1er août 2018
Les interprètes : Quatuor Hanson, Brieuc Vourch, Shuichi Okada, Manuel Vioque-Judde, Adrien Bellom, Guillaume Vincent
BOHUSLAV MARTINU (1890 – 1959)
Quatuor n° 1 pour piano et cordes H. 287
En 1941, Bohuslav Martinu vit un rêve américain après avoir fui l’Europe en guerre. Accueilli à bras ouverts par les musiciens les plus réputés des États-Unis, le compositeur tchèque jouit d’une popularité à laquelle il ne s’attendait pas. Il peine cependant à s’habituer au rythme new-yorkais : « Ici personne n’a le temps de s’asseoir et de parler, les gratte-ciel n’existent pas encore pour moi, je regarde au plus vers le 11e étage ; il y a une telle abondance de toutes les choses que cela me donne le cafard. » Est-ce ce nouvel environnement qui le pousse à composer, en avril 1942, un Quatuor avec piano aux rythmes frénétiques ? Le premier mouvement de l’œuvre est parcouru d’ostinatos imperturbables, de sauts d’octave volubiles, de gammes enlevées qui circulent d’un pupitre à l’autre sans temps mort. On y trouve un passage presque baroque, avec des imitations rigoureuses et un contre-sujet pétillant, mais l’influence la plus notable est sans doute celle de Stravinsky, dans cet art de la mécanique infernale aux appuis changeants selon la métrique.

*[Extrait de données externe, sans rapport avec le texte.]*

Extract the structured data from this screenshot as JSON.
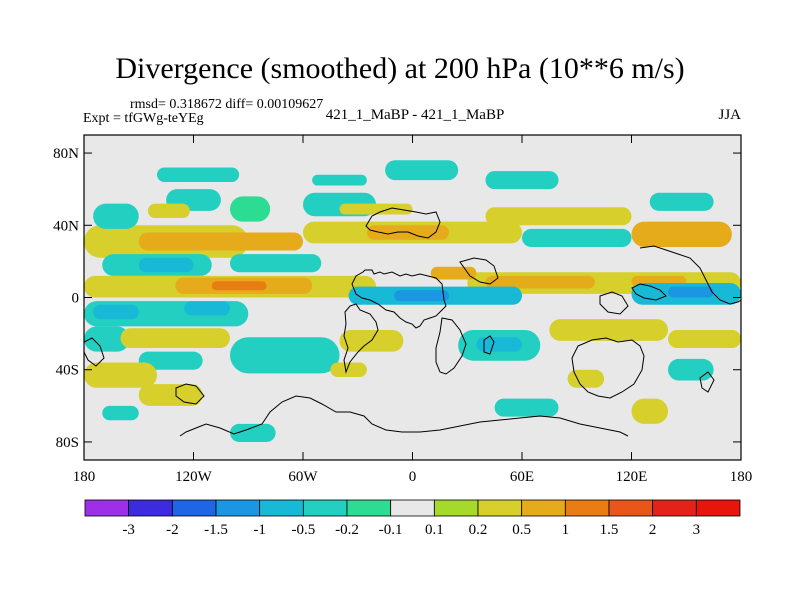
{
  "header": {
    "title": "Divergence (smoothed) at 200 hPa (10**6 m/s)",
    "stats": "rmsd= 0.318672 diff= 0.00109627",
    "experiment": "Expt = tfGWg-teYEg",
    "comparison": "421_1_MaBP - 421_1_MaBP",
    "season": "JJA"
  },
  "chart_data": {
    "type": "heatmap",
    "title": "Divergence (smoothed) at 200 hPa (10**6 m/s)",
    "xlabel": "",
    "ylabel": "",
    "x_range": [
      -180,
      180
    ],
    "y_range": [
      -90,
      90
    ],
    "x_ticks": [
      {
        "value": -180,
        "label": "180"
      },
      {
        "value": -120,
        "label": "120W"
      },
      {
        "value": -60,
        "label": "60W"
      },
      {
        "value": 0,
        "label": "0"
      },
      {
        "value": 60,
        "label": "60E"
      },
      {
        "value": 120,
        "label": "120E"
      },
      {
        "value": 180,
        "label": "180"
      }
    ],
    "y_ticks": [
      {
        "value": 80,
        "label": "80N"
      },
      {
        "value": 40,
        "label": "40N"
      },
      {
        "value": 0,
        "label": "0"
      },
      {
        "value": -40,
        "label": "40S"
      },
      {
        "value": -80,
        "label": "80S"
      }
    ],
    "colorbar": {
      "labels": [
        "-3",
        "-2",
        "-1.5",
        "-1",
        "-0.5",
        "-0.2",
        "-0.1",
        "0.1",
        "0.2",
        "0.5",
        "1",
        "1.5",
        "2",
        "3"
      ],
      "colors": [
        "#9d2fe8",
        "#3d2be0",
        "#1e66e6",
        "#1b96e2",
        "#18b9d7",
        "#22cfc0",
        "#2ddc93",
        "#e8e8e8",
        "#a5d92a",
        "#d6cf2c",
        "#e6ab1a",
        "#e97c12",
        "#e8561a",
        "#e3231a",
        "#e8150c"
      ]
    },
    "regions": [
      {
        "value": 0.3,
        "lon0": -180,
        "lon1": -90,
        "lat0": 22,
        "lat1": 40
      },
      {
        "value": 0.7,
        "lon0": -150,
        "lon1": -60,
        "lat0": 26,
        "lat1": 36
      },
      {
        "value": 0.3,
        "lon0": -60,
        "lon1": 60,
        "lat0": 30,
        "lat1": 42
      },
      {
        "value": 0.7,
        "lon0": -25,
        "lon1": 20,
        "lat0": 32,
        "lat1": 40
      },
      {
        "value": -0.3,
        "lon0": -175,
        "lon1": -150,
        "lat0": 38,
        "lat1": 52
      },
      {
        "value": -0.3,
        "lon0": -135,
        "lon1": -105,
        "lat0": 48,
        "lat1": 60
      },
      {
        "value": -0.15,
        "lon0": -100,
        "lon1": -78,
        "lat0": 42,
        "lat1": 56
      },
      {
        "value": -0.3,
        "lon0": -60,
        "lon1": -20,
        "lat0": 45,
        "lat1": 58
      },
      {
        "value": 0.3,
        "lon0": -145,
        "lon1": -122,
        "lat0": 44,
        "lat1": 52
      },
      {
        "value": 0.3,
        "lon0": -40,
        "lon1": 0,
        "lat0": 46,
        "lat1": 52
      },
      {
        "value": -0.3,
        "lon0": -140,
        "lon1": -95,
        "lat0": 64,
        "lat1": 72
      },
      {
        "value": -0.3,
        "lon0": -55,
        "lon1": -25,
        "lat0": 62,
        "lat1": 68
      },
      {
        "value": -0.3,
        "lon0": -15,
        "lon1": 25,
        "lat0": 65,
        "lat1": 76
      },
      {
        "value": -0.3,
        "lon0": 40,
        "lon1": 80,
        "lat0": 60,
        "lat1": 70
      },
      {
        "value": 0.3,
        "lon0": 40,
        "lon1": 120,
        "lat0": 40,
        "lat1": 50
      },
      {
        "value": -0.3,
        "lon0": 60,
        "lon1": 120,
        "lat0": 28,
        "lat1": 38
      },
      {
        "value": 0.7,
        "lon0": 120,
        "lon1": 175,
        "lat0": 28,
        "lat1": 42
      },
      {
        "value": -0.3,
        "lon0": 130,
        "lon1": 165,
        "lat0": 48,
        "lat1": 58
      },
      {
        "value": -0.3,
        "lon0": -170,
        "lon1": -110,
        "lat0": 12,
        "lat1": 24
      },
      {
        "value": -0.7,
        "lon0": -150,
        "lon1": -120,
        "lat0": 14,
        "lat1": 22
      },
      {
        "value": -0.3,
        "lon0": -100,
        "lon1": -50,
        "lat0": 14,
        "lat1": 24
      },
      {
        "value": 0.3,
        "lon0": -180,
        "lon1": -20,
        "lat0": 0,
        "lat1": 12
      },
      {
        "value": 0.7,
        "lon0": -130,
        "lon1": -55,
        "lat0": 2,
        "lat1": 11
      },
      {
        "value": 1.2,
        "lon0": -110,
        "lon1": -80,
        "lat0": 4,
        "lat1": 9
      },
      {
        "value": 0.3,
        "lon0": 30,
        "lon1": 180,
        "lat0": 2,
        "lat1": 14
      },
      {
        "value": 0.7,
        "lon0": 40,
        "lon1": 100,
        "lat0": 5,
        "lat1": 12
      },
      {
        "value": 0.7,
        "lon0": 120,
        "lon1": 150,
        "lat0": 6,
        "lat1": 12
      },
      {
        "value": 0.7,
        "lon0": 10,
        "lon1": 35,
        "lat0": 10,
        "lat1": 17
      },
      {
        "value": -0.3,
        "lon0": -180,
        "lon1": -90,
        "lat0": -16,
        "lat1": -2
      },
      {
        "value": -0.7,
        "lon0": -175,
        "lon1": -150,
        "lat0": -12,
        "lat1": -4
      },
      {
        "value": -0.7,
        "lon0": -125,
        "lon1": -100,
        "lat0": -10,
        "lat1": -2
      },
      {
        "value": -0.7,
        "lon0": -35,
        "lon1": 60,
        "lat0": -4,
        "lat1": 6
      },
      {
        "value": -1.2,
        "lon0": -10,
        "lon1": 20,
        "lat0": -2,
        "lat1": 4
      },
      {
        "value": -0.7,
        "lon0": 120,
        "lon1": 180,
        "lat0": -4,
        "lat1": 8
      },
      {
        "value": -1.2,
        "lon0": 140,
        "lon1": 165,
        "lat0": 0,
        "lat1": 6
      },
      {
        "value": -0.3,
        "lon0": -180,
        "lon1": -155,
        "lat0": -30,
        "lat1": -16
      },
      {
        "value": 0.3,
        "lon0": -160,
        "lon1": -100,
        "lat0": -28,
        "lat1": -17
      },
      {
        "value": -0.3,
        "lon0": -150,
        "lon1": -115,
        "lat0": -40,
        "lat1": -30
      },
      {
        "value": -0.3,
        "lon0": -100,
        "lon1": -40,
        "lat0": -42,
        "lat1": -22
      },
      {
        "value": 0.3,
        "lon0": -40,
        "lon1": -5,
        "lat0": -30,
        "lat1": -18
      },
      {
        "value": -0.3,
        "lon0": 25,
        "lon1": 70,
        "lat0": -35,
        "lat1": -18
      },
      {
        "value": -0.7,
        "lon0": 35,
        "lon1": 60,
        "lat0": -30,
        "lat1": -22
      },
      {
        "value": 0.3,
        "lon0": 75,
        "lon1": 140,
        "lat0": -24,
        "lat1": -12
      },
      {
        "value": 0.3,
        "lon0": 140,
        "lon1": 180,
        "lat0": -28,
        "lat1": -18
      },
      {
        "value": 0.3,
        "lon0": -180,
        "lon1": -140,
        "lat0": -50,
        "lat1": -36
      },
      {
        "value": 0.3,
        "lon0": -150,
        "lon1": -115,
        "lat0": -60,
        "lat1": -48
      },
      {
        "value": 0.3,
        "lon0": -45,
        "lon1": -25,
        "lat0": -44,
        "lat1": -36
      },
      {
        "value": 0.3,
        "lon0": 85,
        "lon1": 105,
        "lat0": -50,
        "lat1": -40
      },
      {
        "value": -0.3,
        "lon0": 45,
        "lon1": 80,
        "lat0": -66,
        "lat1": -56
      },
      {
        "value": 0.3,
        "lon0": 120,
        "lon1": 140,
        "lat0": -70,
        "lat1": -56
      },
      {
        "value": -0.3,
        "lon0": 140,
        "lon1": 165,
        "lat0": -46,
        "lat1": -34
      },
      {
        "value": -0.3,
        "lon0": -170,
        "lon1": -150,
        "lat0": -68,
        "lat1": -60
      },
      {
        "value": -0.3,
        "lon0": -100,
        "lon1": -75,
        "lat0": -80,
        "lat1": -70
      }
    ]
  }
}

Le deuxième mouvement, Adagio, est d’un tout autre caractère : pendant soixante-treize mesures, le trio à cordes frottées évolue seul, avec un lyrisme qui met en valeur le legato expressif des archets. Le piano fait une entrée discrète sur un thème évanescent. Jusqu’au dernier accord, trio et piano semblent évoluer dans des mondes sonores bien distincts. Le finale prolonge cette séparation : le piano seul expose un choral chaleureux, doucement balancé, auquel répond le trio avec un sautillé moqueur. Le quatuor s’anime en une ronde tourbillonnante qui retrouve par instants la frénésie incontrôlable du mouvement initial. Après un retour au calme du choral, une ultime montée en puissance vient conclure l’œuvre en apothéose.
FELIX MENDELSSOHN (1809 – 1847)
Octuor pour quatre violons, deux altos et deux violoncelles opus 20
« Cet octuor doit être joué par tous les instruments dans un style orchestral ; les piano et les forte doivent être différenciés avec précision, et plus vivement accentués qu’il n’est d’usage dans les morceaux de ce caractère. » Si Felix Mendelssohn donne ces précisions pour interpréter sa musique, c’est que sa création est tout à fait originale : écrit par un compositeur de seize ans qui compte déjà deux quatuors et un quintette à son catalogue, l’Octuor est véritablement la première œuvre de musique de chambre à solliciter ensemble autant d’instrumentistes à cordes. L’effectif imposant confère à l’ouvrage une puissance collective inédite qui n’est pas sans rappeler les élans des symphonies mozartiennes.
L’architecture globale de l’œuvre et la clarté de l’orchestration inscrivent d’ailleurs l’Octuor dans la lignée du style classique. Le premier mouvement repose sur le traditionnel conflit entre deux tonalités différentes, caractérisées par deux mélodies contrastantes : une gerbe d’arpèges exubérants du premier violon donne le signal du départ ; un chant intime à deux voix, niché au cœur de l’octuor, s’efforce ensuite de l’attendrir. Au cœur du drame, on croit un instant que cette douce mélodie l’emporte… mais un orage grondant ramène le thème initial qui conclut bientôt l’Allegro d’une voix triomphante.
Sur un mode mineur propice à la mélancolie, l’Andante qui suit exprime des tourments enfouis. Dans cette page d’une grande douceur, Mendelssohn multiplie discrètement les motifs douloureux (notes répétées haletantes, retards dissonants, chromatismes dépressifs). Survient alors un de ces scherzos féériques qui deviendront la marque de fabrique du compositeur. Sa sœur Fanny décrivait ce mouvement en ces termes : « les frissons des trémolos, les échos des trilles qui jettent des éclairs scintillants, tout est neuf, étrange et pourtant si séduisant qu’il semble qu’un souffle léger vous élève vers le monde des esprits. » L’Octuor s’achève enfin sur un Presto endiablé qui fait appel à la virtuosité de chacun des huit instrumentistes sans exception.